Tools/Resources Mentioned:
- Journal of the American Medical Association (JAMA): A preeminent medical journal that published the RAND/Harvard study discussed in the video.
- RAND Corporation: A very famous research and development think tank that co-authored the study.
- Harvard University: Co-authored the study on physician compensation.
- The Gist Newsletter: A fantastic newsletter mentioned by Dr. Bricker, which provided an anonymous quote from a physician practice leader.
Key Concepts:
- Value-Based Care/Reimbursement: A healthcare payment model that rewards providers for the quality of care they deliver, rather than the quantity of services. It aims to improve patient outcomes and reduce costs.
- Fee-for-Service (FFS): A traditional payment model where healthcare providers are paid for each service they perform (e.g., office visit, test, procedure). This model incentivizes volume.
- Relative Value Units (RVUs): A measure of the value of a physician's work, used in the fee-for-service system. RVUs consider the physician's work, practice expense, and malpractice expense, and are used to determine physician compensation.

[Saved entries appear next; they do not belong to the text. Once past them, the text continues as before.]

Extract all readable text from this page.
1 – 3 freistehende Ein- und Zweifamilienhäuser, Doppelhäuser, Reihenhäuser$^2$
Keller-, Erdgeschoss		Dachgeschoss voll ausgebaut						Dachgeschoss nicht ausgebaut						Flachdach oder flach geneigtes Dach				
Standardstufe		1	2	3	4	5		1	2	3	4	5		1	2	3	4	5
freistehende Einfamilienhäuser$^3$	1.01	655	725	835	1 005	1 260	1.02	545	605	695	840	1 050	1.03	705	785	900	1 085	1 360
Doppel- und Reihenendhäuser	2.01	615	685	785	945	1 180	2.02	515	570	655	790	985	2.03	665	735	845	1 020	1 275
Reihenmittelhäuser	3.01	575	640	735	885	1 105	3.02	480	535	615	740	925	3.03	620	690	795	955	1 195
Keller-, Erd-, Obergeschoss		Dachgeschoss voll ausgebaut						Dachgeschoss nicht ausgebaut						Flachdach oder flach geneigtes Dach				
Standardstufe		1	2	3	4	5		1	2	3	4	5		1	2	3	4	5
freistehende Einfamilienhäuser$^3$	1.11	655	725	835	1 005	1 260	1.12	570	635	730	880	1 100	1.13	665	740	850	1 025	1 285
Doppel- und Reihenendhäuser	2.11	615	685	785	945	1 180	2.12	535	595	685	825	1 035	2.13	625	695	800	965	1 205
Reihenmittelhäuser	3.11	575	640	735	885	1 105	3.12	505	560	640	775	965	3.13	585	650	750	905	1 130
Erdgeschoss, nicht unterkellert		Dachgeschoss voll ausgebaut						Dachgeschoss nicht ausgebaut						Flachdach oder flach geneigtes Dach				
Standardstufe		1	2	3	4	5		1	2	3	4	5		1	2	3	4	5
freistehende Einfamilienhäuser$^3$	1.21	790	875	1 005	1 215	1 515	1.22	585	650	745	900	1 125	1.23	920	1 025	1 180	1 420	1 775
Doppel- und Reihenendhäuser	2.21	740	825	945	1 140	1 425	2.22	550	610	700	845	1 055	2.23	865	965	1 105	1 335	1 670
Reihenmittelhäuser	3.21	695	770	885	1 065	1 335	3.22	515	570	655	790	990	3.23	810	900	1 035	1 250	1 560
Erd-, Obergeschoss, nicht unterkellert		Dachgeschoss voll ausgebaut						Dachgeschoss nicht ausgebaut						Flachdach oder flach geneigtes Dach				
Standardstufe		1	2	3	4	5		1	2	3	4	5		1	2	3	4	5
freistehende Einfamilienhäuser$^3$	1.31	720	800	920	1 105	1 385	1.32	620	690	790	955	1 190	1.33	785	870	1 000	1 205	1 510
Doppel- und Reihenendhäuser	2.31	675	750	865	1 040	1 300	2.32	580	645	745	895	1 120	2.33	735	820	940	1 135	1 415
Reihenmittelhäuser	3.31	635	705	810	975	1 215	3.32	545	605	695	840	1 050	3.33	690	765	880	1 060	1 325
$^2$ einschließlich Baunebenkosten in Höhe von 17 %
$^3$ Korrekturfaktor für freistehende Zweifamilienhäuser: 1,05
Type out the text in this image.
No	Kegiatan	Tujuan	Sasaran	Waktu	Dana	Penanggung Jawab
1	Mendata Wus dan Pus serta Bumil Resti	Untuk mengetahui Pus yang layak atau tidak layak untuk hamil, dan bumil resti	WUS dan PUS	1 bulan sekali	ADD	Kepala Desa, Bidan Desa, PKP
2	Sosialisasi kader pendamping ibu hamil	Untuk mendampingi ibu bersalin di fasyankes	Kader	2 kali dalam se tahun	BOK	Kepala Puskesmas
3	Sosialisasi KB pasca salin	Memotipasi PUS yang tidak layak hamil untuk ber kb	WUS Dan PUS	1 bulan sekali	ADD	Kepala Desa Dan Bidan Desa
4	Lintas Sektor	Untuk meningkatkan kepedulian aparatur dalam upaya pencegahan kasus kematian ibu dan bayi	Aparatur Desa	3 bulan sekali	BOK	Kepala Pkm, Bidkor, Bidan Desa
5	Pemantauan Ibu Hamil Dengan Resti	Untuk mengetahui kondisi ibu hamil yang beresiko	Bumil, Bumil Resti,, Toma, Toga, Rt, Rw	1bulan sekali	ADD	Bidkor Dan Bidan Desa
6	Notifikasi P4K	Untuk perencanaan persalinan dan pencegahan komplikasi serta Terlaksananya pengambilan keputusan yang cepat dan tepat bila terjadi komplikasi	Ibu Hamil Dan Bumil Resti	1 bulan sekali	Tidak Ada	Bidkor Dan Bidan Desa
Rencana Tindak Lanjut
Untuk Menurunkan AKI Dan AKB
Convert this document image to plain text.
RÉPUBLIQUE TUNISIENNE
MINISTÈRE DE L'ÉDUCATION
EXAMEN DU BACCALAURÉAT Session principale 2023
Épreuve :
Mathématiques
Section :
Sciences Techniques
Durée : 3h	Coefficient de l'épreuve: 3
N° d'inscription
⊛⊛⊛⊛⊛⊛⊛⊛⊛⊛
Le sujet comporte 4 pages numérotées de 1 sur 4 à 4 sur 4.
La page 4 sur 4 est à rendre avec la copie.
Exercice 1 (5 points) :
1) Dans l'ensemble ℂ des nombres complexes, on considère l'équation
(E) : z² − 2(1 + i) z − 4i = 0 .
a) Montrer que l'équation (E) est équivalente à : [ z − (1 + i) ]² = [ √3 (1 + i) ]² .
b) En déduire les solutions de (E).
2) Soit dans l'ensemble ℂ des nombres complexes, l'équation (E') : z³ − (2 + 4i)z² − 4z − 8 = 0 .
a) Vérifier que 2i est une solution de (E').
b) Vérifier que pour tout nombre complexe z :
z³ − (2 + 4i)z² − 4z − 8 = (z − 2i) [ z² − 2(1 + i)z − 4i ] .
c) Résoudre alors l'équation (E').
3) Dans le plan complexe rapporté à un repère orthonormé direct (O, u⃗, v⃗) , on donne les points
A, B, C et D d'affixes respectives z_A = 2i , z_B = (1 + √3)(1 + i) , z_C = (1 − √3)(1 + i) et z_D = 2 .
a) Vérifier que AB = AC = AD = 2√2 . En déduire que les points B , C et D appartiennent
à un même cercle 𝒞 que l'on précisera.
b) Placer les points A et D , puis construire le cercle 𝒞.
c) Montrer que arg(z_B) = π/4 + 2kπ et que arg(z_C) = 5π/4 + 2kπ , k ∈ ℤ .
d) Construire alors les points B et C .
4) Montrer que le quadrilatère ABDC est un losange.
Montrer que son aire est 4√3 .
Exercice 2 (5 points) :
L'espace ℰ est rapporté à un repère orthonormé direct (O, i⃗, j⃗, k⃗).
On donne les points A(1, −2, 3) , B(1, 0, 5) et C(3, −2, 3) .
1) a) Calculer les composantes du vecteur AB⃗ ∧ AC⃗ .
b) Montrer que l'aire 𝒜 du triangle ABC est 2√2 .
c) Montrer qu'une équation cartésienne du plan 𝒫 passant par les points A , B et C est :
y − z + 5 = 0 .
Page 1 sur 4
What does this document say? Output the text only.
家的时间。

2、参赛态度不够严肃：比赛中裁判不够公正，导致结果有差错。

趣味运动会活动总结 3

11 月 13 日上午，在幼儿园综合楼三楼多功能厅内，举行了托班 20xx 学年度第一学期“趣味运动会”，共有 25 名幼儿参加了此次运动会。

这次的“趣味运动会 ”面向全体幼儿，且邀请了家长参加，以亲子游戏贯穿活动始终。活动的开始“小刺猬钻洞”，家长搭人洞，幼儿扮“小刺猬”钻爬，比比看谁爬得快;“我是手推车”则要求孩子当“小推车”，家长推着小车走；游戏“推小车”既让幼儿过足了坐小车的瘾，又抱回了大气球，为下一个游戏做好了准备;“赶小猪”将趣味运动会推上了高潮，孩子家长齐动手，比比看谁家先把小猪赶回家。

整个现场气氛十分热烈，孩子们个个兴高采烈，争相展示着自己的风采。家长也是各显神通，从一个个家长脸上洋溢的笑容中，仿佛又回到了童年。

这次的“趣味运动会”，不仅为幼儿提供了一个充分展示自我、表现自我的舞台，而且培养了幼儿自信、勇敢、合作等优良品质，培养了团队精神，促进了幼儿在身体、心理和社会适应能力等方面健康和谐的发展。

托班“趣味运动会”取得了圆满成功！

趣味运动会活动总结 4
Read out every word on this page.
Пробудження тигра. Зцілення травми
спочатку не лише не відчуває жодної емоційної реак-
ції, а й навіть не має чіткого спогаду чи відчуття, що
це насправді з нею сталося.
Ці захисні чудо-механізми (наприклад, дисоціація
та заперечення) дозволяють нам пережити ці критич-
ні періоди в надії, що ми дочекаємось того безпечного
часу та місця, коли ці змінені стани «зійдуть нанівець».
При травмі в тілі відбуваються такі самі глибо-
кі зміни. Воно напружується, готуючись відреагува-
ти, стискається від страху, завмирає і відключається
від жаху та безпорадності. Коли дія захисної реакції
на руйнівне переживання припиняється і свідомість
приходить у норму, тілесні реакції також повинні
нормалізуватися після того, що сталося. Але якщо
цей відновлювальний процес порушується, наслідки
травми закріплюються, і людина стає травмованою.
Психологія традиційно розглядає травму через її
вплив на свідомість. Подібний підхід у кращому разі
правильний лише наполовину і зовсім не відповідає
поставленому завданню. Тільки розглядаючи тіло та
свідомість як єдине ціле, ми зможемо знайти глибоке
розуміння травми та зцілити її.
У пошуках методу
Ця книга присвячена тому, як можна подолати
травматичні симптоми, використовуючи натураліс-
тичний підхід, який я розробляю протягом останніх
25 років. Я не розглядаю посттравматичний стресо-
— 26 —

- Payment Innovation/Alternative Payment Models (APMs): Initiatives by government and insurance carriers to move away from traditional fee-for-service models towards value-based care.
- Hospital System-Owned Practices: Physician practices that are directly employed by or affiliated with hospital systems, representing about 50% of doctors in the U.S.
Examples/Case Studies:
- RAND and Harvard University Study (Published in JAMA, January 28, 2022): The central example, this cross-sectional study examined 31 physician practices owned by 22 different hospital systems to analyze physician compensation structures. Its key finding was the overwhelming dominance of volume-based incentives for both primary care physicians and specialists.
- Anonymous Quote from a Physician Practice Leader (from The Gist newsletter): A real-world perspective from a leader within a hospital-owned physician group, acknowledging that the pressure to maximize specialist referrals is always present and "undoubtedly limits our ability to innovate." This quote corroborates the study's findings about the internal focus on revenue maximization.